One of those policy uncertainties that has not gone away is the looming spectre of trade tariffs. US-China tariffs are currently ‘on pause’ until 12 August at a rate applicable to batteries and storage of about 54%, which is high, but lower than the rates in excess of 120% that had been thrown across the negotiating table earlier this year.
“That’s still the challenge that a lot of market players are facing right now,” Isshu Kikuma said, adding that there may be a lot of procurement activity for projects that want to begin construction during 2025 within this temporary pause.
Another potential supply alternative could be certain non-lithium electrochemical storage technologies, such as vanadium redox or other electrolyte-based flow batteries, zinc or other chemistries, for which supply chains could be fully US-based, or at least rely on non-Chinese exporters.
Citing the example of zinc hybrid cathode battery startup Eos Energy Enterprises, which claims to have a majority US supply chain, Kikuma said such alternatives could play a big role.

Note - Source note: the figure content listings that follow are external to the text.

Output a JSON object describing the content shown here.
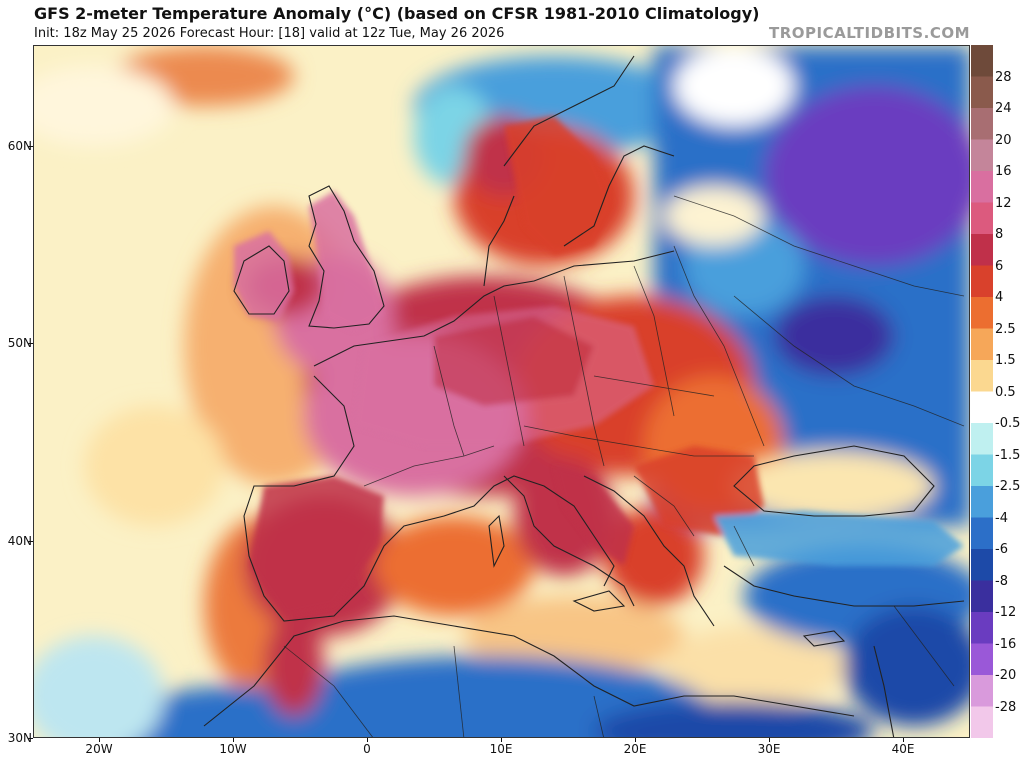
{
  "header": {
    "title": "GFS 2-meter Temperature Anomaly (°C) (based on CFSR 1981-2010 Climatology)",
    "subtitle": "Init: 18z May 25 2026   Forecast Hour: [18]   valid at 12z Tue, May 26 2026",
    "brand": "TROPICALTIDBITS.COM"
  },
  "colorbar": {
    "labels": [
      "28",
      "24",
      "20",
      "16",
      "12",
      "8",
      "6",
      "4",
      "2.5",
      "1.5",
      "0.5",
      "-0.5",
      "-1.5",
      "-2.5",
      "-4",
      "-6",
      "-8",
      "-12",
      "-16",
      "-20",
      "-28"
    ],
    "colors": [
      "#6e4a3a",
      "#8a5a4c",
      "#a86e72",
      "#c4859a",
      "#d96fa0",
      "#dc5a7e",
      "#c0304a",
      "#d9412c",
      "#ec6e30",
      "#f6a759",
      "#fbd890",
      "#ffffff",
      "#bff0f0",
      "#7cd4e6",
      "#4a9fdc",
      "#2c6fc8",
      "#1d4aa8",
      "#3a2f9e",
      "#6a3cc0",
      "#9a58d8",
      "#d99adc",
      "#f2c8ea"
    ]
  },
  "lat_labels": [
    {
      "text": "60N",
      "lat": 60
    },
    {
      "text": "50N",
      "lat": 50
    },
    {
      "text": "40N",
      "lat": 40
    },
    {
      "text": "30N",
      "lat": 30
    }
  ],
  "lon_labels": [
    {
      "text": "20W",
      "lon": -20
    },
    {
      "text": "10W",
      "lon": -10
    },
    {
      "text": "0",
      "lon": 0
    },
    {
      "text": "10E",
      "lon": 10
    },
    {
      "text": "20E",
      "lon": 20
    },
    {
      "text": "30E",
      "lon": 30
    },
    {
      "text": "40E",
      "lon": 40
    }
  ],
  "map": {
    "ocean_color": "#fbf1c6",
    "warm_anomaly_colors": [
      "#f8c585",
      "#ec7a3c",
      "#d9412c",
      "#c0304a",
      "#d96fa0",
      "#e08fc0"
    ],
    "cold_anomaly_colors": [
      "#7cd4e6",
      "#4a9fdc",
      "#2c6fc8",
      "#1d4aa8",
      "#6a3cc0"
    ]
  }
}
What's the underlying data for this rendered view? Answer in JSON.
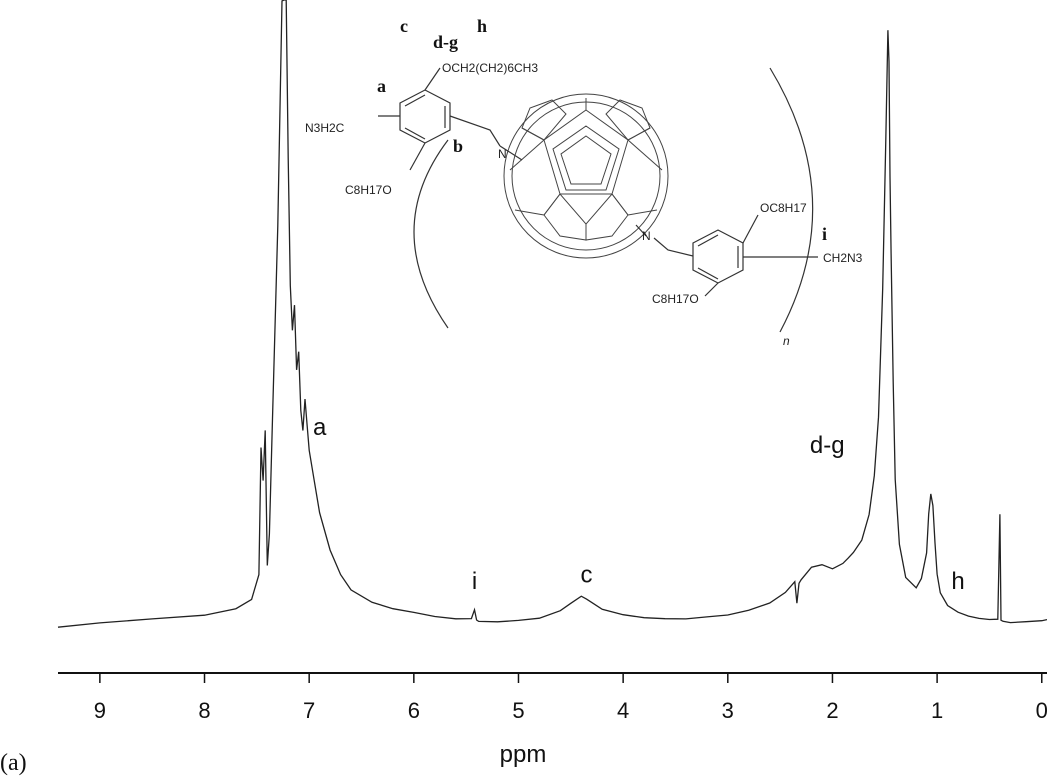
{
  "panel_label": "(a)",
  "chart_data": {
    "type": "line",
    "title": "",
    "xlabel": "ppm",
    "ylabel": "",
    "xlim": [
      9.4,
      -0.05
    ],
    "x_reversed": true,
    "ylim": [
      0,
      1
    ],
    "grid": false,
    "x_ticks": [
      9,
      8,
      7,
      6,
      5,
      4,
      3,
      2,
      1,
      0
    ],
    "x_tick_labels": [
      "9",
      "8",
      "7",
      "6",
      "5",
      "4",
      "3",
      "2",
      "1",
      "0"
    ],
    "series": [
      {
        "x": [
          9.4,
          9.0,
          8.5,
          8.0,
          7.7,
          7.55,
          7.48,
          7.46,
          7.44,
          7.42,
          7.4,
          7.38,
          7.35,
          7.3,
          7.26,
          7.24,
          7.22,
          7.2,
          7.18,
          7.16,
          7.14,
          7.12,
          7.1,
          7.08,
          7.06,
          7.04,
          7.02,
          7.0,
          6.95,
          6.9,
          6.8,
          6.7,
          6.6,
          6.4,
          6.2,
          6.0,
          5.8,
          5.6,
          5.45,
          5.42,
          5.4,
          5.38,
          5.2,
          5.0,
          4.8,
          4.6,
          4.5,
          4.4,
          4.35,
          4.3,
          4.2,
          4.0,
          3.8,
          3.6,
          3.4,
          3.2,
          3.0,
          2.8,
          2.6,
          2.45,
          2.36,
          2.34,
          2.32,
          2.3,
          2.2,
          2.1,
          2.0,
          1.9,
          1.85,
          1.8,
          1.72,
          1.65,
          1.6,
          1.56,
          1.52,
          1.49,
          1.47,
          1.46,
          1.45,
          1.44,
          1.42,
          1.4,
          1.36,
          1.3,
          1.2,
          1.15,
          1.1,
          1.08,
          1.06,
          1.04,
          1.02,
          1.0,
          0.97,
          0.9,
          0.8,
          0.7,
          0.6,
          0.5,
          0.42,
          0.4,
          0.39,
          0.37,
          0.3,
          0.15,
          0.0,
          -0.05
        ],
        "y": [
          0.02,
          0.025,
          0.03,
          0.035,
          0.045,
          0.06,
          0.1,
          0.3,
          0.25,
          0.33,
          0.12,
          0.17,
          0.35,
          0.65,
          1.0,
          1.0,
          1.0,
          0.75,
          0.55,
          0.48,
          0.52,
          0.42,
          0.45,
          0.36,
          0.33,
          0.38,
          0.34,
          0.3,
          0.25,
          0.2,
          0.14,
          0.1,
          0.075,
          0.055,
          0.045,
          0.04,
          0.035,
          0.033,
          0.035,
          0.05,
          0.035,
          0.033,
          0.032,
          0.033,
          0.035,
          0.045,
          0.055,
          0.065,
          0.06,
          0.055,
          0.045,
          0.038,
          0.035,
          0.035,
          0.036,
          0.04,
          0.043,
          0.05,
          0.06,
          0.075,
          0.09,
          0.055,
          0.085,
          0.09,
          0.11,
          0.115,
          0.11,
          0.12,
          0.13,
          0.14,
          0.16,
          0.2,
          0.26,
          0.35,
          0.55,
          0.78,
          0.95,
          0.9,
          0.72,
          0.6,
          0.4,
          0.25,
          0.15,
          0.1,
          0.085,
          0.1,
          0.14,
          0.2,
          0.23,
          0.21,
          0.15,
          0.1,
          0.07,
          0.05,
          0.04,
          0.035,
          0.033,
          0.033,
          0.035,
          0.2,
          0.035,
          0.033,
          0.03,
          0.03,
          0.03,
          0.03
        ]
      }
    ],
    "annotations": [
      {
        "text": "a",
        "x": 6.9
      },
      {
        "text": "i",
        "x": 5.42
      },
      {
        "text": "c",
        "x": 4.35
      },
      {
        "text": "d-g",
        "x": 2.05
      },
      {
        "text": "h",
        "x": 0.8
      }
    ]
  },
  "structure": {
    "labels_bold": {
      "c": "c",
      "dg": "d-g",
      "h": "h",
      "a": "a",
      "b": "b",
      "i": "i"
    },
    "groups": {
      "top_chain": "OCH2(CH2)6CH3",
      "azidomethyl_left": "N3H2C",
      "octyloxy_left": "C8H17O",
      "octyloxy_right_top": "OC8H17",
      "azidomethyl_right": "CH2N3",
      "octyloxy_right_bottom": "C8H17O",
      "nitrogen_1": "N",
      "nitrogen_2": "N",
      "repeat": "n"
    }
  }
}
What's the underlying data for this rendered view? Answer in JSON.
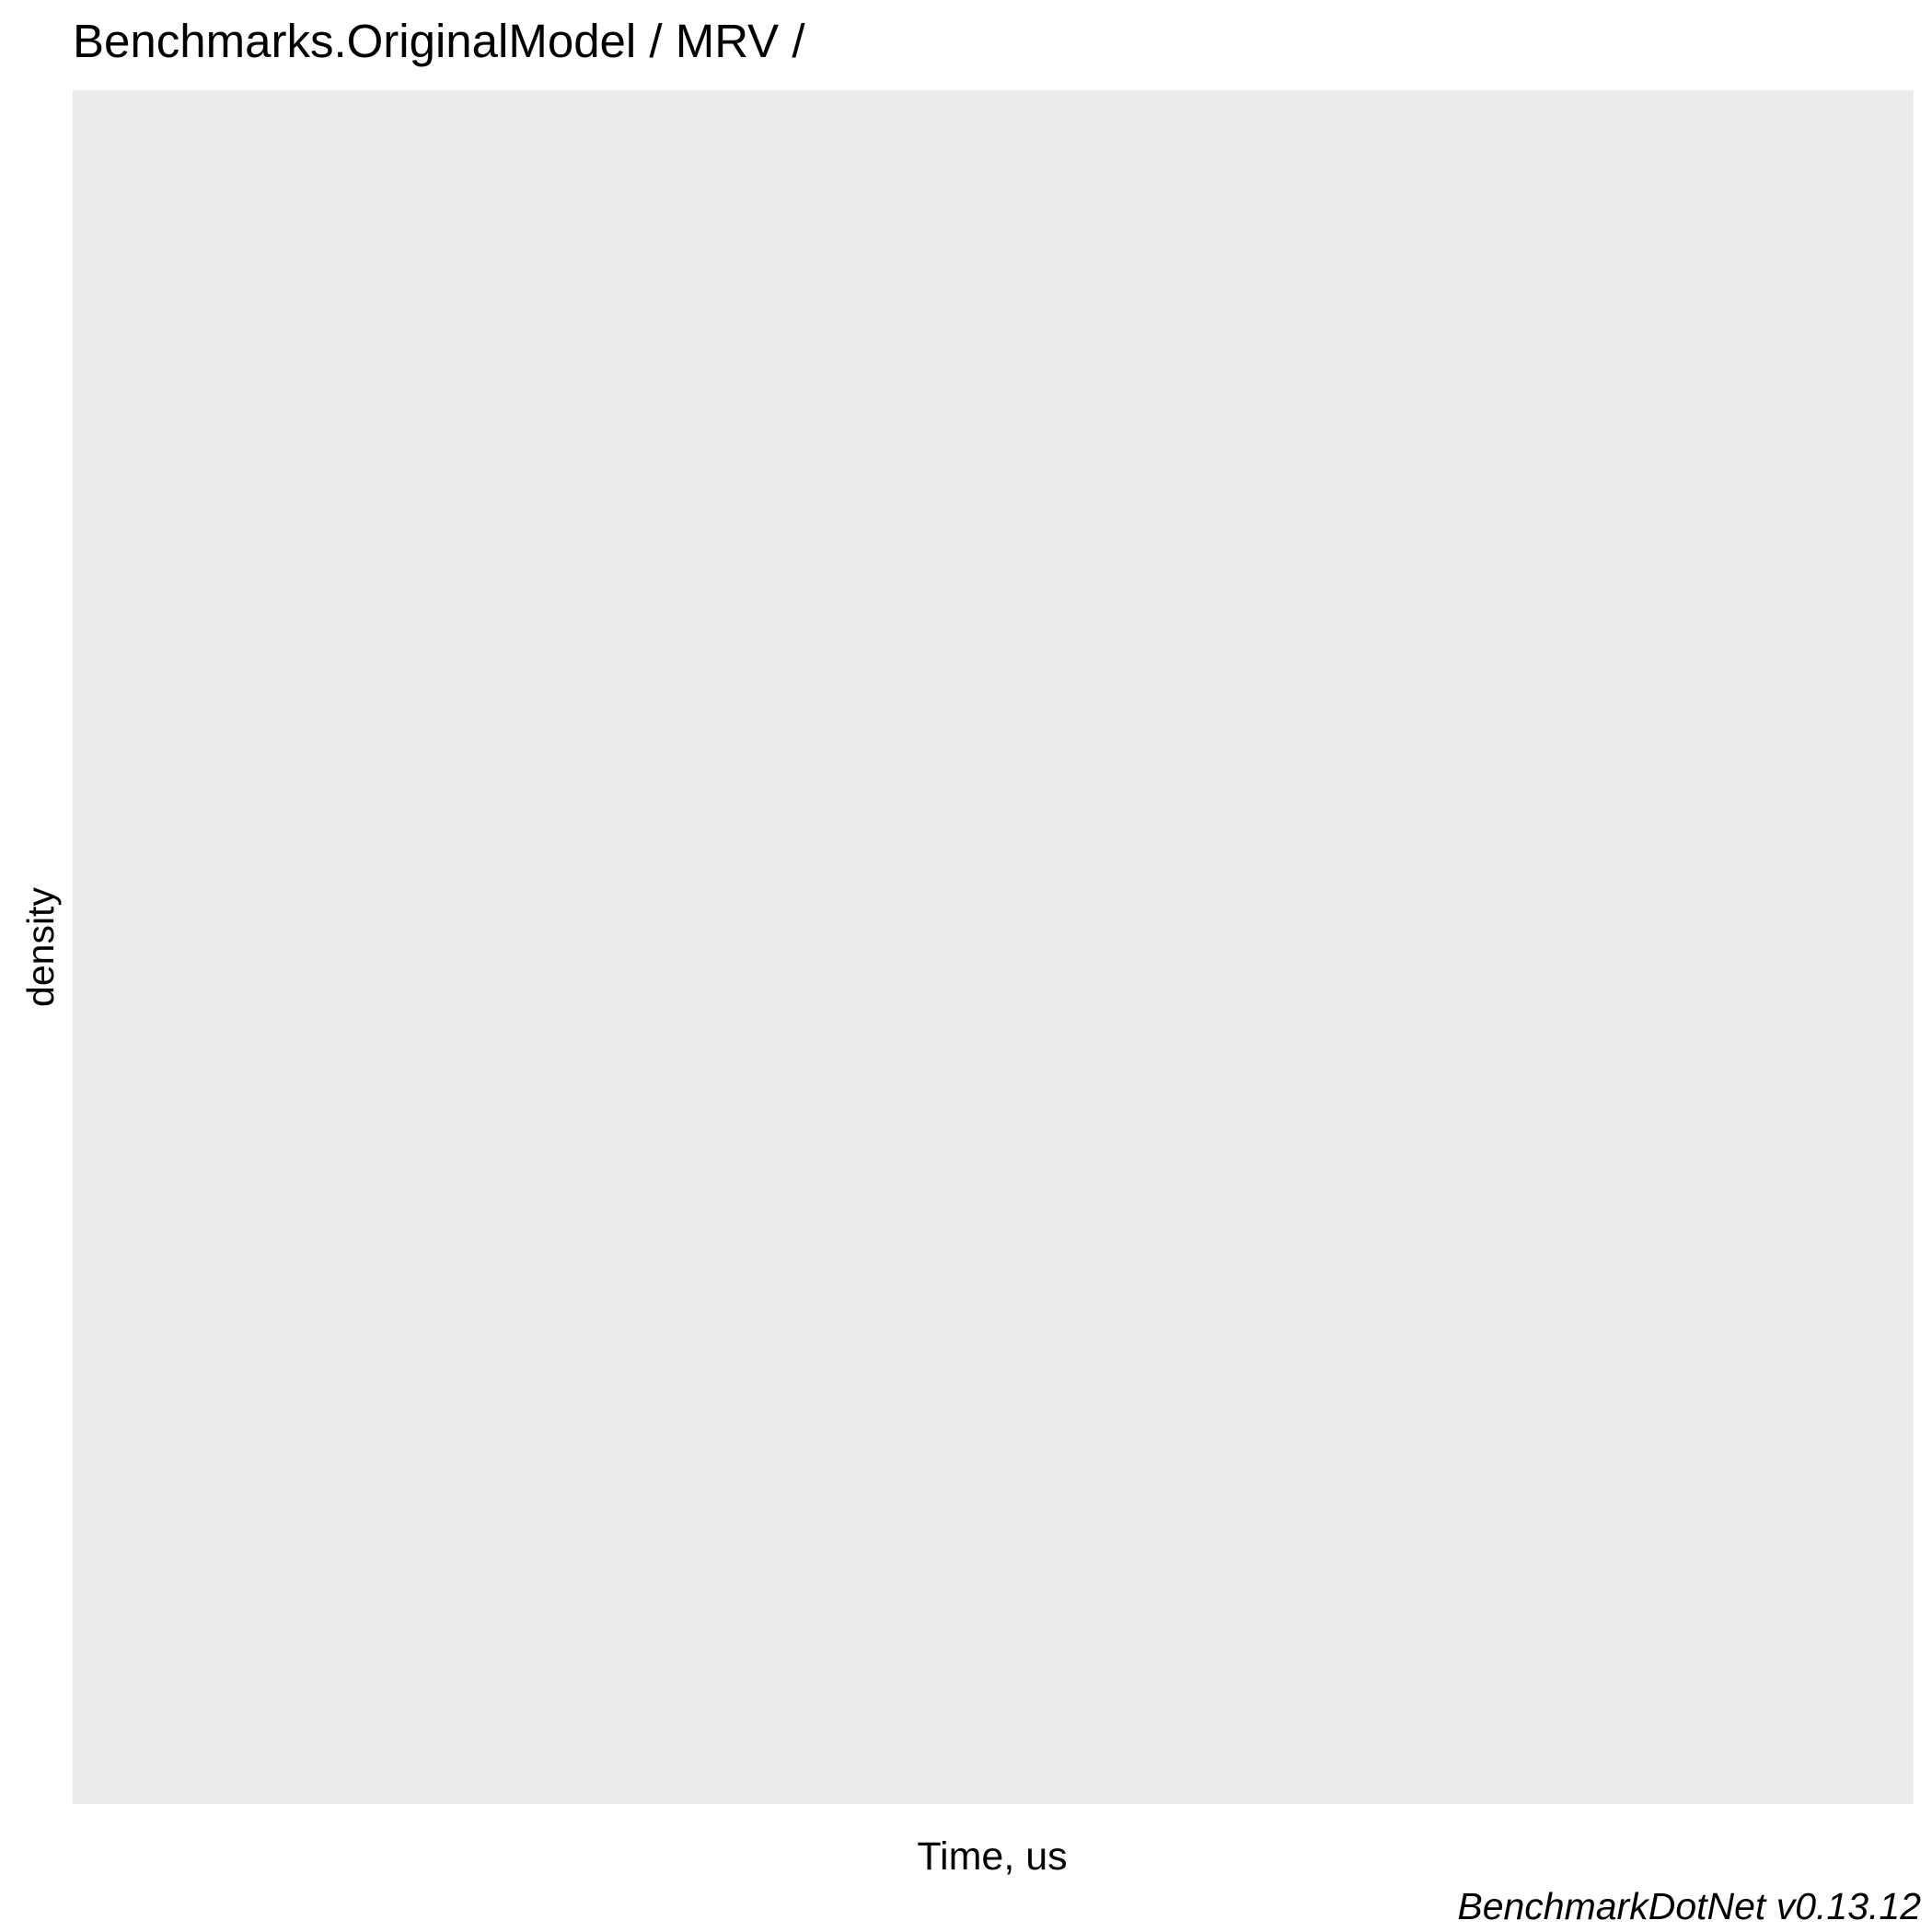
{
  "chart_data": {
    "type": "area",
    "title": "Benchmarks.OriginalModel / MRV /",
    "xlabel": "Time, us",
    "ylabel": "density",
    "caption": "BenchmarkDotNet v0.13.12",
    "series": [],
    "grid": false,
    "legend": "none"
  },
  "colors": {
    "panel_background": "#ebebeb",
    "page_background": "#ffffff",
    "text": "#000000"
  }
}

Many of those alternative technologies, from Eos’ zinc battery to ESS Inc’s iron flow battery or Form Energy’s iron-air ‘multi-day’ battery, are being positioned as suitable for long-duration energy storage (LDES) applications.
The BNEF analyst notes that states like California, Massachusetts and New York are explicitly exploring LDES requirements in their energy mix, which could provide further market impetus for novel non-lithium tech.
The challenge for those players remains in reducing costs to be competitive with the incumbent technology, with lithium-ion’s sheer scale and market traction across electric vehicle (EV), BESS and other sectors providing economies of scale that alternatives are as yet nowhere near close to matching.
Asked why he thought energy storage retained the ITC where solar and wind did not, Kikuma said it was likely because, although the present administration does not consider an energy transition away from fossil fuels to renewables as a policy goal worth pursuing, it does value electric system reliability.
“I think that’s because the current administration focuses on reliability quite a lot. Right now, they don’t talk much about decarbonisation or the energy transition, but I think they do care about reliability. To maintain reliability, dispatchable power sources, or power sources with flexibility, are definitely key for the power grid. I think that’s why they’re keeping the support for energy storage, as well as other technologies like geothermal and nuclear.”